While Communications Service Providers (CSPs) tell their customers they are more than ‘simply' network utilities, it stands to reason that they need to provide similar levels of service to traditional utility companies such as water or energy providers.
In security terms this means offering a certain level of information protection - as has been said more than once, just as we expect water to come out of our pipes clean, so we expect the same for our information.
This doesn’t mean that the onus is entirely on the CSP, of course. Across the history of end-point security, providers and software vendors have had to work together to help protect the confidentiality, integrity and availability of data whether it is at rest on a PC, or in transit across the network.
More recently, the rise of mobile computing has seen handsets start simple and become increasingly complex, meaning that consumers are not always well prepared against potential attacks. As our Internet Security Threat Report (ISTR) illustrates, only half of the mobile subscribers have basic security measures (incl. security software) in place and also they are less careful in dealing with suspicious emails and messages compared to subscribers on PCs.

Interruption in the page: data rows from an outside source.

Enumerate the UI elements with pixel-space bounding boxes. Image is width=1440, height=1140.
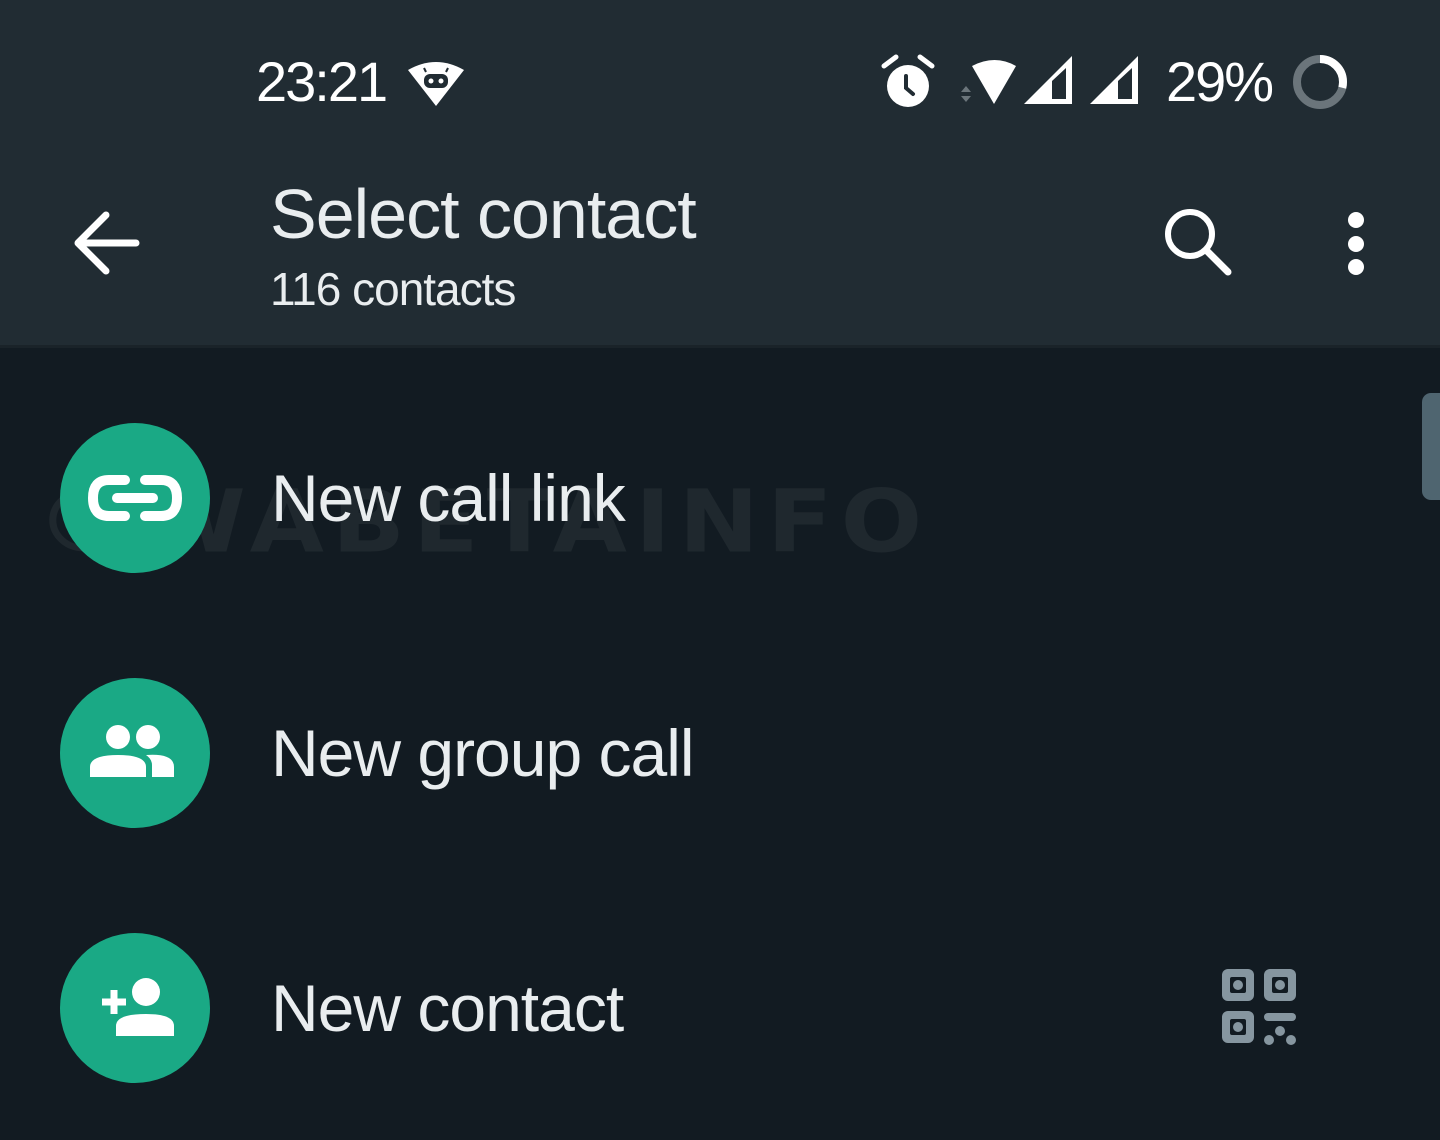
battery-percent: 29% <box>1166 50 1274 113</box>
list-item-label: New call link <box>271 460 626 535</box>
header-divider <box>0 345 1440 348</box>
list-item-new-contact[interactable]: New contact <box>0 880 1410 1135</box>
wifi-icon <box>961 60 1016 104</box>
more-options-button[interactable] <box>1326 204 1386 284</box>
contacts-count: 116 contacts <box>270 263 516 315</box>
link-icon <box>87 474 183 521</box>
qr-code-button[interactable] <box>1218 965 1302 1049</box>
more-vertical-icon <box>1348 212 1364 275</box>
avatar <box>60 677 210 828</box>
list-item-label: New group call <box>271 715 695 790</box>
list-item-new-group-call[interactable]: New group call <box>0 625 1410 880</box>
android-wifi-icon <box>408 62 464 106</box>
page-title: Select contact <box>270 175 697 253</box>
qr-code-icon <box>1222 969 1296 1045</box>
signal-icon <box>1090 56 1138 104</box>
avatar <box>60 932 210 1083</box>
add-person-icon <box>102 977 174 1036</box>
signal-icon <box>1024 56 1072 104</box>
group-icon <box>90 724 174 777</box>
avatar <box>60 422 210 573</box>
list-item-label: New contact <box>271 970 624 1045</box>
back-button[interactable] <box>70 205 142 277</box>
status-time: 23:21 <box>256 50 388 113</box>
scrollbar-thumb[interactable] <box>1422 393 1440 500</box>
battery-icon <box>1293 55 1347 109</box>
search-icon <box>1165 209 1232 276</box>
alarm-icon <box>881 54 935 107</box>
arrow-left-icon <box>74 211 140 275</box>
search-button[interactable] <box>1160 204 1240 284</box>
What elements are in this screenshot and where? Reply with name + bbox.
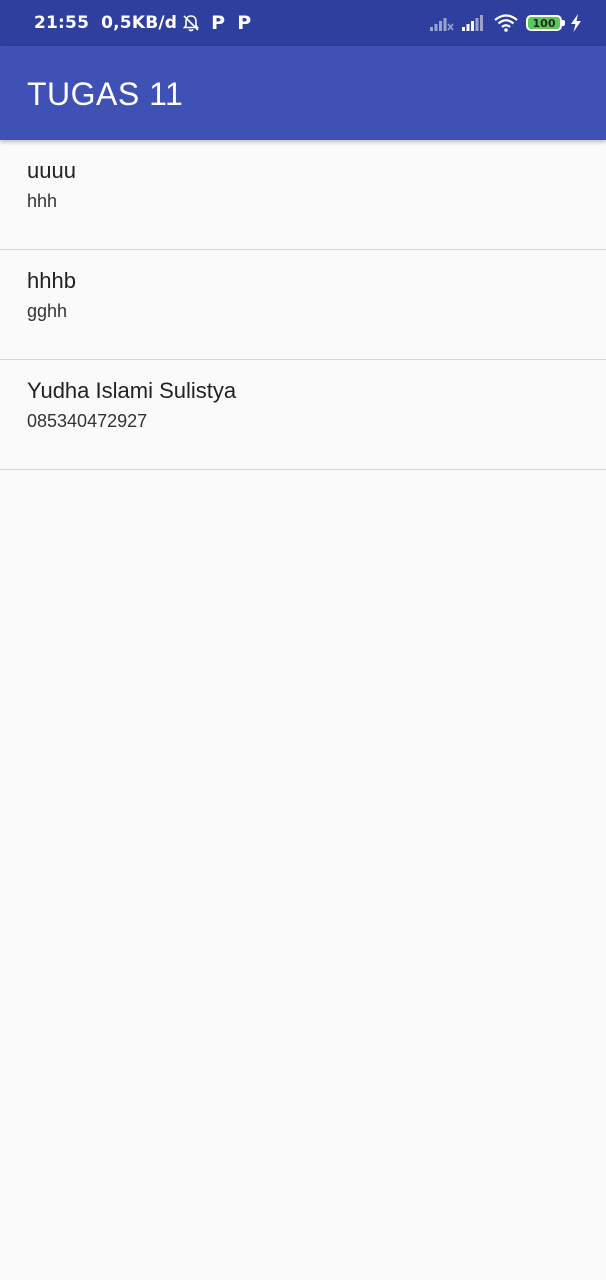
signal-no-sim-icon: [430, 15, 454, 31]
network-speed: 0,5KB/d: [101, 13, 178, 33]
p-app-icon: P: [237, 12, 252, 34]
contact-detail: hhh: [27, 191, 58, 211]
status-bar-left: 21:55 0,5KB/d P P: [34, 0, 253, 46]
wifi-icon: [494, 14, 518, 32]
app-title: TUGAS 11: [27, 76, 184, 112]
contact-list: uuuu hhh hhhb gghh Yudha Islami Sulistya…: [0, 140, 606, 470]
list-item[interactable]: hhhb gghh: [0, 250, 606, 360]
battery-icon: 100: [526, 15, 565, 31]
signal-icon: [462, 15, 486, 31]
battery-level: 100: [532, 16, 556, 30]
bell-off-icon: [181, 13, 201, 33]
app-bar: TUGAS 11: [0, 46, 606, 140]
status-bar: 21:55 0,5KB/d P P 100: [0, 0, 606, 46]
status-time: 21:55: [34, 13, 90, 33]
contact-name: Yudha Islami Sulistya: [27, 378, 237, 403]
p-app-icon: P: [211, 12, 226, 34]
list-item[interactable]: Yudha Islami Sulistya 085340472927: [0, 360, 606, 470]
contact-name: hhhb: [27, 268, 76, 293]
charging-icon: [570, 14, 582, 32]
contact-name: uuuu: [27, 158, 76, 183]
contact-detail: gghh: [27, 301, 68, 321]
status-bar-right: 100: [430, 0, 582, 46]
contact-detail: 085340472927: [27, 411, 148, 431]
list-item[interactable]: uuuu hhh: [0, 140, 606, 250]
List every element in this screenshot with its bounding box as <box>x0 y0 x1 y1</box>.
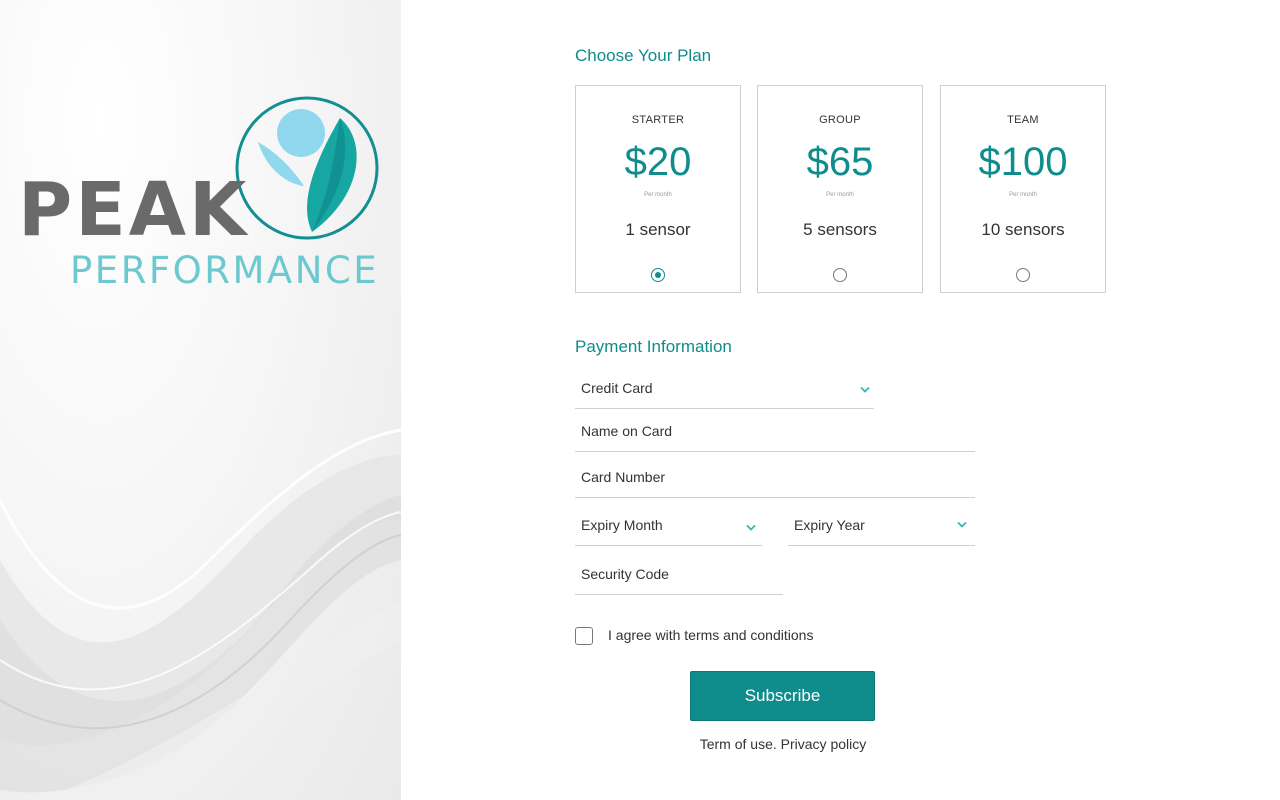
plan-price: $100 <box>978 140 1068 184</box>
expiry-month-placeholder: Expiry Month <box>581 517 663 533</box>
logo-peak-text: PEAK <box>18 167 249 253</box>
plan-radio-starter[interactable] <box>651 268 665 282</box>
brand-panel: PEAK PERFORMANCE <box>0 0 401 800</box>
plan-name: STARTER <box>631 114 685 126</box>
payment-info-title: Payment Information <box>575 337 732 356</box>
footer-links: Term of use. Privacy policy <box>575 736 991 752</box>
terms-checkbox[interactable] <box>575 627 593 645</box>
plan-sensors: 1 sensor <box>625 220 691 239</box>
name-on-card-placeholder: Name on Card <box>581 423 673 439</box>
chevron-down-icon <box>860 386 870 393</box>
terms-of-use-link[interactable]: Term of use. <box>700 736 777 752</box>
card-number-field[interactable]: Card Number <box>575 459 975 498</box>
plan-radio-group[interactable] <box>833 268 847 282</box>
card-number-placeholder: Card Number <box>581 469 666 485</box>
plan-card-group[interactable]: GROUP $65 Per month 5 sensors <box>757 85 923 293</box>
privacy-policy-link[interactable]: Privacy policy <box>781 736 867 752</box>
chevron-down-icon <box>746 524 756 531</box>
plan-period: Per month <box>644 192 672 198</box>
payment-method-value: Credit Card <box>581 380 653 396</box>
plan-name: TEAM <box>1007 114 1039 126</box>
plan-radio-team[interactable] <box>1016 268 1030 282</box>
payment-method-select[interactable]: Credit Card <box>575 370 874 409</box>
plan-price: $65 <box>806 140 874 184</box>
logo-performance-text: PERFORMANCE <box>70 249 379 292</box>
plan-period: Per month <box>1009 192 1037 198</box>
plan-price: $20 <box>624 140 692 184</box>
expiry-month-select[interactable]: Expiry Month <box>575 507 762 546</box>
subscribe-button[interactable]: Subscribe <box>690 671 875 721</box>
peak-performance-logo: PEAK PERFORMANCE <box>18 96 379 292</box>
plan-card-team[interactable]: TEAM $100 Per month 10 sensors <box>940 85 1106 293</box>
chevron-down-icon <box>957 521 967 528</box>
plan-sensors: 5 sensors <box>803 220 877 239</box>
name-on-card-field[interactable]: Name on Card <box>575 413 975 452</box>
plan-period: Per month <box>826 192 854 198</box>
plan-sensors: 10 sensors <box>981 220 1065 239</box>
expiry-year-placeholder: Expiry Year <box>794 517 865 533</box>
choose-plan-title: Choose Your Plan <box>575 46 712 65</box>
security-code-placeholder: Security Code <box>581 566 669 582</box>
plan-name: GROUP <box>819 114 861 126</box>
expiry-year-select[interactable]: Expiry Year <box>788 507 975 546</box>
terms-label[interactable]: I agree with terms and conditions <box>608 627 813 643</box>
plan-card-starter[interactable]: STARTER $20 Per month 1 sensor <box>575 85 741 293</box>
security-code-field[interactable]: Security Code <box>575 556 783 595</box>
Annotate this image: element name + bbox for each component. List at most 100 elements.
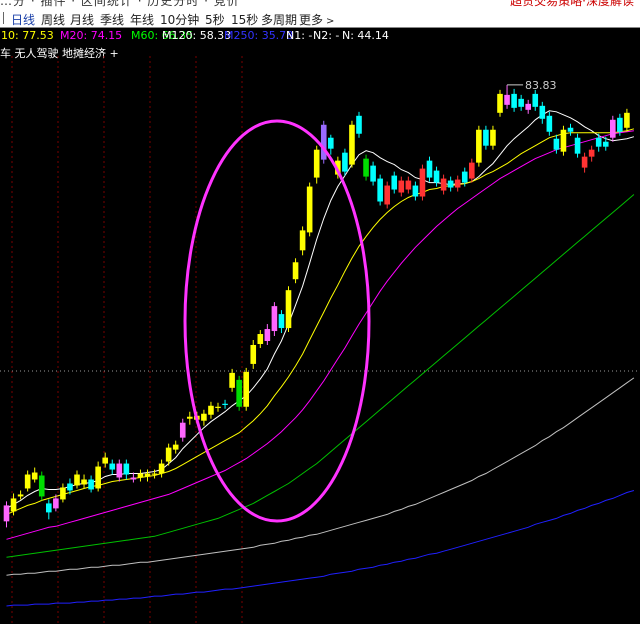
candle — [243, 367, 249, 411]
candle — [278, 310, 285, 334]
candle — [349, 120, 355, 168]
candle — [518, 94, 524, 111]
candle-body — [179, 422, 186, 438]
candle — [306, 182, 313, 237]
candle — [567, 123, 574, 136]
candle-body — [335, 160, 341, 175]
candlestick-chart[interactable]: 83.83 — [0, 0, 640, 624]
candle — [74, 470, 80, 489]
candle — [490, 125, 496, 150]
candle — [433, 166, 440, 187]
candle-body — [342, 152, 348, 172]
candle-body — [201, 413, 207, 421]
candle — [342, 148, 348, 176]
candle — [257, 330, 264, 348]
tab-monthly[interactable]: 月线 — [70, 11, 94, 28]
candle-body — [116, 463, 123, 478]
candle-body — [574, 137, 581, 154]
tab-yearly[interactable]: 年线 — [130, 11, 154, 28]
highlight-ellipse — [183, 119, 371, 523]
top-toolbar: …分 · 插件 · 区间统计 · 历史分时 · 竞价 超赞交易策略·深度解读 — [0, 0, 640, 9]
promo-text[interactable]: 超赞交易策略·深度解读 — [510, 0, 634, 9]
candle — [187, 411, 193, 425]
candle — [31, 467, 38, 483]
tab-more[interactable]: 更多 > — [299, 11, 334, 28]
candle — [377, 174, 383, 206]
candle-body — [546, 115, 553, 132]
candle-body — [271, 306, 278, 332]
candle-body — [567, 127, 574, 132]
candle-body — [10, 498, 17, 512]
tab-10min[interactable]: 10分钟 — [160, 11, 199, 28]
candle — [398, 176, 405, 197]
candle-body — [511, 93, 517, 108]
candle-body — [123, 463, 130, 475]
candle-body — [384, 185, 390, 205]
candle — [236, 375, 242, 411]
candle — [602, 136, 609, 151]
candle-body — [377, 178, 383, 202]
candle-body — [363, 158, 369, 177]
candle — [624, 108, 630, 132]
tab-daily[interactable]: 日线 — [11, 11, 35, 28]
candle — [130, 472, 137, 483]
ma-line-m-blue — [6, 490, 635, 607]
candle-body — [560, 129, 567, 152]
concept-tags[interactable]: 车 无人驾驶 地摊经济 + — [0, 45, 119, 61]
candle-body — [454, 179, 461, 188]
candle-body — [610, 119, 616, 138]
candle-body — [539, 105, 546, 119]
candle — [299, 226, 306, 256]
toolbar-menu-text[interactable]: …分 · 插件 · 区间统计 · 历史分时 · 竞价 — [0, 0, 240, 9]
ma-legend-n: N: 44.14 — [342, 29, 389, 42]
candle — [391, 171, 398, 194]
candle-body — [602, 141, 609, 147]
candle-body — [3, 505, 10, 522]
candle — [264, 324, 271, 345]
candle — [560, 125, 567, 156]
candle — [546, 111, 553, 136]
candle — [109, 459, 116, 475]
tab-multi-period[interactable]: 多周期 — [261, 11, 297, 28]
candle-body — [320, 124, 327, 160]
period-tab-bar: 日线 周线 月线 季线 年线 10分钟 5秒 15秒 多周期 更多 > — [0, 9, 640, 28]
candle-body — [137, 473, 144, 478]
candle — [60, 483, 66, 503]
candle — [313, 145, 320, 184]
candle-body — [405, 180, 412, 190]
candle — [476, 125, 482, 167]
stock-chart-window: …分 · 插件 · 区间统计 · 历史分时 · 竞价 超赞交易策略·深度解读 日… — [0, 0, 640, 624]
candle-body — [285, 290, 292, 329]
candle-body — [595, 137, 602, 147]
tab-5sec[interactable]: 5秒 — [205, 11, 225, 28]
candle — [405, 176, 412, 194]
candle — [24, 470, 31, 492]
candle-body — [151, 473, 158, 475]
tab-separator — [3, 12, 4, 24]
candle — [370, 161, 376, 186]
tab-15sec[interactable]: 15秒 — [231, 11, 258, 28]
candle-body — [433, 170, 440, 183]
candle-body — [398, 180, 405, 193]
tab-weekly[interactable]: 周线 — [41, 11, 65, 28]
ma-line-m60 — [6, 130, 634, 540]
candle — [151, 469, 158, 479]
candle — [229, 368, 235, 392]
candle-body — [313, 149, 320, 178]
candle — [497, 89, 503, 117]
candle-body — [172, 444, 179, 450]
candle — [461, 167, 468, 187]
candle-body — [292, 262, 299, 280]
candle-body — [518, 98, 524, 107]
candle-body — [60, 487, 66, 500]
candle — [483, 125, 489, 150]
candle-body — [24, 474, 31, 489]
candle-body — [88, 479, 94, 490]
candle — [10, 493, 17, 516]
tab-quarterly[interactable]: 季线 — [100, 11, 124, 28]
candle — [553, 134, 560, 154]
candle-body — [250, 344, 257, 364]
ma-legend: 10: 77.53 M20: 74.15 M60: 66.35 M120: 58… — [0, 28, 640, 43]
candle — [201, 409, 207, 426]
candle-body — [243, 371, 249, 407]
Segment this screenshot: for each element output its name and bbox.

Meanwhile the number of mobile users having had experience of mobile cybercrime in the past 12 months is running at 38% and rising.
As subscribers often associate their mobile devices with their CSPs, there is a huge opportunity for providers to educate their customer base and additionally offer appropriate mobile security measures, for example by bundling security services with their devices or mobile tariffs.
This has a number of benefits, from increasing customer loyalty and the stickiness of their offerings (and potentially increasing ARPU), to protecting their own networks from new threats like botnets, and reducing the risk of becoming blacklisted.
The rate of change in the market remains the biggest challenge - the bad guys can exploit both complexities inherent in the architecture and the fact that people are slow to react or adopt measures. To counter this challenge, our advice to CSPs would be to work on making things simple for consumers, on a number of fronts.
The first of course, is making any security features as transparent and manageable as possible - the user should need to do the minimum for a service to be active, and it should not get in the way of day to day activities.
Beyond this there is the question of how security products are packaged and licensed. For example CSPs can offer converged security, with flexible licensing models that work across multiple devices and operating systems (for example Windows PCs, IOS phones, Android tablets, …). Finally, marketing, selling and billing processes can be designed with security and information protection in mind, for example offering a premium service with all-in security and backup.
Mobile security has yet to reach a point where it significantly undermines consumer confidence in their smartphones (as happened with PCs in the late 1990’s). I hope it never will, but even as the risks continue to grow, the opportunity exists to deliver better security-minded services to consumers whatever devices they use and benefit as a result.